In 1980, the defendant’s wife was stabbed to death in her Bourne home. Twenty five years later, a man named Steven Stewart was convicted of murdering her. After Stewart’s conviction was reversed on appeal, he entered into a cooperation agreement with the Commonwealth and agreed to testify that he was a hitman, paid by the defendant to kill his wife. The defendant was then tried and found guilty of killing his wife, and today the Supreme Judicial Court affirmed his conviction in Commonwealth v. Edmond Carriere.
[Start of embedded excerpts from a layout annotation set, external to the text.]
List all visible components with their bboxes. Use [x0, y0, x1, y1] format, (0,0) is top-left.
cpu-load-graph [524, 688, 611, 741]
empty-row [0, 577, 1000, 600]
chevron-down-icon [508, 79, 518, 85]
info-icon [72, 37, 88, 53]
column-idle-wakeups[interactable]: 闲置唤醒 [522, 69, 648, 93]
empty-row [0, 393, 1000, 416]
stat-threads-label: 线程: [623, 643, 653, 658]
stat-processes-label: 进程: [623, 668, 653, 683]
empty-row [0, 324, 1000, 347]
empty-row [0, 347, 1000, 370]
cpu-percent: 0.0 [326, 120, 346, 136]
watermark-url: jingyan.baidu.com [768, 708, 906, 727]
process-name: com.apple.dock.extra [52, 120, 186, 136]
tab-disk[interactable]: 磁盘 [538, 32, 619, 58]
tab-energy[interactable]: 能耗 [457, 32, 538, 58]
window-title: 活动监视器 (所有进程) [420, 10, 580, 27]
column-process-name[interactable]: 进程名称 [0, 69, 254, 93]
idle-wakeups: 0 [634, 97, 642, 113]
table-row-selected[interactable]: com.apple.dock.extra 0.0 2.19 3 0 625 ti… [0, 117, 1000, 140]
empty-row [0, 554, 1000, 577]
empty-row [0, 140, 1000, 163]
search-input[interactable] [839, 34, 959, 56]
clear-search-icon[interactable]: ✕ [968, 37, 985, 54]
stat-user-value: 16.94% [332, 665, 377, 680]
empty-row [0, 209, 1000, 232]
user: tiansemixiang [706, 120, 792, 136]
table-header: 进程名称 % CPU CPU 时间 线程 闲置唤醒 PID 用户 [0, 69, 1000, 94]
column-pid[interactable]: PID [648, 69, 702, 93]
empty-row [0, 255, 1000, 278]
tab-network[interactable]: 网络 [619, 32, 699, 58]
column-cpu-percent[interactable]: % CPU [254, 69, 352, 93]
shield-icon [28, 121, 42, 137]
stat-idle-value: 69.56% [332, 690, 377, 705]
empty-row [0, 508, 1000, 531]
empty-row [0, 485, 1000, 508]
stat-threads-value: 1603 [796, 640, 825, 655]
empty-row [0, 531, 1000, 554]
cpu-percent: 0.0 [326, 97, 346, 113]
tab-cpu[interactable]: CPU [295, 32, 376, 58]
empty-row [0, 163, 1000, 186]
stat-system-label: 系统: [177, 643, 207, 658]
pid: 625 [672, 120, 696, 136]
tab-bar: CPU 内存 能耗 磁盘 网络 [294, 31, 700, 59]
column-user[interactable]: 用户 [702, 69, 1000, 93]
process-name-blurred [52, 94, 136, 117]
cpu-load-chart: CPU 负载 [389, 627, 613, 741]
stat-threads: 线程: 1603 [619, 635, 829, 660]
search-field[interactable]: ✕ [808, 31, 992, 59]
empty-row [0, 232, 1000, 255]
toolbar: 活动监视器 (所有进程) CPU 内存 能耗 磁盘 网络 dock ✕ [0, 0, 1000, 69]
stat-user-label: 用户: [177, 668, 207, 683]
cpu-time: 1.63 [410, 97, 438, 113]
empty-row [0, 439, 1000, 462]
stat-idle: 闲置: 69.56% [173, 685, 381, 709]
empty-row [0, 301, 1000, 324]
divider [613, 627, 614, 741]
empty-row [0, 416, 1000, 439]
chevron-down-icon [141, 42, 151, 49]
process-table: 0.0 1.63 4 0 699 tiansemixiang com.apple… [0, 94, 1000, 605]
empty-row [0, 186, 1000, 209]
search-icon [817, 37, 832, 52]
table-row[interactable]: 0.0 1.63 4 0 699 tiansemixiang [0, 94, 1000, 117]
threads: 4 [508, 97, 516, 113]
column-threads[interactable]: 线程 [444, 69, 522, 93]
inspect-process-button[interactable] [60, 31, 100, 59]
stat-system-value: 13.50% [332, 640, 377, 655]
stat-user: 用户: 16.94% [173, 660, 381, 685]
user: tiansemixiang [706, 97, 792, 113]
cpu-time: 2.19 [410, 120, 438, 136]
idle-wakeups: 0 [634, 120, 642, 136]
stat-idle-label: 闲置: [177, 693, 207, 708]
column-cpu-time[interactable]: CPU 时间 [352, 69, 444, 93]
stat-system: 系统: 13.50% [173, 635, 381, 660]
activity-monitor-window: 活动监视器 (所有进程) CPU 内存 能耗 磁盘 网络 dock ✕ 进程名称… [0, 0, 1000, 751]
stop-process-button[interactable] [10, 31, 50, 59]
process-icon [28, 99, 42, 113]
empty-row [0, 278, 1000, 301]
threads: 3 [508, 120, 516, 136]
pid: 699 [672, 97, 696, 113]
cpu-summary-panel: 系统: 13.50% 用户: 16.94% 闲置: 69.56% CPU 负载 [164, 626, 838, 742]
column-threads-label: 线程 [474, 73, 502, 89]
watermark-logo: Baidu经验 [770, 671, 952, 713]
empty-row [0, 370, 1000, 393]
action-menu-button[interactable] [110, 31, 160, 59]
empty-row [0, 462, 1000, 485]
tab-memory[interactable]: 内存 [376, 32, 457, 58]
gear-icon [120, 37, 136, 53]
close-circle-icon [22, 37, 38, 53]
Prior to the victim’s fatal stabbing, she and the defendant were in the midst of an ugly divorce. The defendant told several people that the victim was intending to take their home and “everything else” in the divorce, and he would pay to have her killed. A month prior to the crime, the defendant paid a middleman to hire a hitman to kill the wife. The defendant arranged to be in Florida with his two daughters at the time of the murder. After learning of the victim’s death, the defendant drove back to Massachusetts.
Much of the evidence against the defendant was in the form of statements made by “joint venturers.” In Massachusetts, an individual can be convicted of a crime even if he or she was not the principal criminal. For example, during a bank robbery, the person who passes the note to the teller, the lookout, and the getaway driver can all be convicted of robbery (even if the lookout and the driver never went inside of the bank).
Hearsay, which is an out-of-court statement offered for its truth, is generally not admissible in criminal trials. However, in cases involving joint venture, statements made by joint venturers are admissible if they were made during, and in furtherance, of the criminal act. These statements are admissible because they are considered to be reliable and are viewed as equivalent to statements of the defendant (which are always admissible at trial). The defendant here argued that the Commonwealth had not proven the existence of a joint venture, and therefore many of the statements admitted against him should have been excluded.
The Supreme Judicial Court rejected the defendant’s arguments and ruled that there was sufficient evidence for the jury to find that the defendant, the middleman, and the hitman were involved in a joint venture to kill the defendant’s wife. While concluding that some of the statements that were admitted at trial were outside the scope of the joint venture, the Court ruled that they were unlikely to influence the jury’s verdict, given the extensive statements, attributed to the defendant, that he wanted his wife killed by a hitman and planned to be in Florida at the time of the murder.
The defendant made additional statements about his wife that were admitted at trial, including that she was a “whore” who was having sex with “everyone on Cape Cod.” These statements were admissible because they were made by the defendant himself and they illustrated the defendant’s hostility toward the victim. Evidence of such hostility is admissible to establish that the defendant had a motive to kill his wife.
For 32 years, the defendant escaped punishment for killing his wife. With his conviction, he will now spend the rest of his life in prison.